For people who have a really hard time with #2 (memorable passwords), here's a trick to make good passwords that are easy to remember but hard to guess.

  1. Pick some quote (prose, lyrics, poetry, whatever) with 8~20 words or so. Which one is up to you, just make sure that you know it by heart. Example: "Look on my Works, ye Mighty, and despair!" (That's from Ozymandias)
  2. Pick the first letter of each word in that quote, and the punctuation. Keep capitalisation as in the original. Example: "LomW,yM,ad!"
  3. Sub a few letters with similar-looking symbols and numbers. Like, "E" becomes "3", "P" becomes "?", you know. Example: "L0mW,y3,@d!" (see what I did there with M→3? Don't be too obvious.)

Done. If you know the quote and the substitution rules you can regenerate the password, but it'll take a few trillion years to crack something like this.

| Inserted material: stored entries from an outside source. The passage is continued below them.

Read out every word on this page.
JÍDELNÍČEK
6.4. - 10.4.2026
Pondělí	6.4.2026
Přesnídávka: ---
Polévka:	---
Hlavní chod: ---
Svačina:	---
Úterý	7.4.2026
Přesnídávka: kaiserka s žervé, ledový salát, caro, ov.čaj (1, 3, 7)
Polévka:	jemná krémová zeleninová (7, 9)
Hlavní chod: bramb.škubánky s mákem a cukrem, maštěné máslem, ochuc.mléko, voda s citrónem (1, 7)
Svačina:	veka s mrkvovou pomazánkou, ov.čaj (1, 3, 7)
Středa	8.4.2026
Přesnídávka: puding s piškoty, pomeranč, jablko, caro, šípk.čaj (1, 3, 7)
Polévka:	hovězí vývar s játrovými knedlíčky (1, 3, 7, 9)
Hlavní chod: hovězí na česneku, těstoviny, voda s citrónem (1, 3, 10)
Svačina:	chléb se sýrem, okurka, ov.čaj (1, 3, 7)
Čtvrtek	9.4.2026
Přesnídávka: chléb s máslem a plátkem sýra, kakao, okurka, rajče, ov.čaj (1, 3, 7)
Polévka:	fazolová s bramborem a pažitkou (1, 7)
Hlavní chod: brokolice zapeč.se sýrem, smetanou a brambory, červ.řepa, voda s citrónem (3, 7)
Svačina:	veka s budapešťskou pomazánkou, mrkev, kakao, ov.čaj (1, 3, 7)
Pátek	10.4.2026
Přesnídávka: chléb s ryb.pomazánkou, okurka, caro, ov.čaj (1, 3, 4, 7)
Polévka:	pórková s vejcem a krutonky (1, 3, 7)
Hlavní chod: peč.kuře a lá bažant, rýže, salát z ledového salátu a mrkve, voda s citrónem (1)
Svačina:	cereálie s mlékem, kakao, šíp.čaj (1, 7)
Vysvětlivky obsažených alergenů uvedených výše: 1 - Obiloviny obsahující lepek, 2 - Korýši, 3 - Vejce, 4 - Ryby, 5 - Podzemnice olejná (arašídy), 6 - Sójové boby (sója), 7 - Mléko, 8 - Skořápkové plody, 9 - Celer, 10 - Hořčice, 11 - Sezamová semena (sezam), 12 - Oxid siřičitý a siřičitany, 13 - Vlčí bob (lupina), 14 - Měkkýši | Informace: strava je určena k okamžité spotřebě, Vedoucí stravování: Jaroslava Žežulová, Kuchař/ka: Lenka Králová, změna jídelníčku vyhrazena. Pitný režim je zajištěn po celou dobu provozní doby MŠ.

  1. Home Remedies for Appendicitis // If you’ve ever had appendicitis, you know that it’s a condition that requires immediate medical attention, usually in the form of emergency surgery at the hospital. But when I asked “how to treat appendix pain at home,” it advised me to boil mint leaves and have a high-fiber diet.

That's an issue with the way that LLM associate words with each other:

  • mint tea is rather good for indigestion. Appendicitis → abdominal pain → indigestion, are you noticing the pattern?
  • high-fibre diet reduces cramps, at least for me. Same deal: appendicitis → abdominal pain → cramps.

(As the article says, if you ever get appendicitis, GET TO A BLOODY DOCTOR. NOW.)


And as someone said in a comment, in another thread, quoting yet another user: for each of those shitty results that you see being ridiculed online, Google is outputting 5, 10, or perhaps 100 wrong answers that exactly one person will see, and take as incontestable truth.

[–] [email protected] 18 points 5 months ago* (last edited 5 months ago) (11 children)

Steps 2 and 3 of your method already make it way too hard to remember

Just pick like 6 random, unconnected, reasonably uncommon words and make that your entire password

Capitalize the first letter and stick a 1 at the end

The average English speaker has about 20k words in their active vocab, so if you run the numbers there's more entropy in that than in your 11 character suggestion.

Alternatively use your method but deliberately misquote it slightly and then just keep it in its full form.

[–] [email protected] 7 points 5 months ago

Ideally, do the picking with a random word generator too, since humans are bad at randomly picking anything.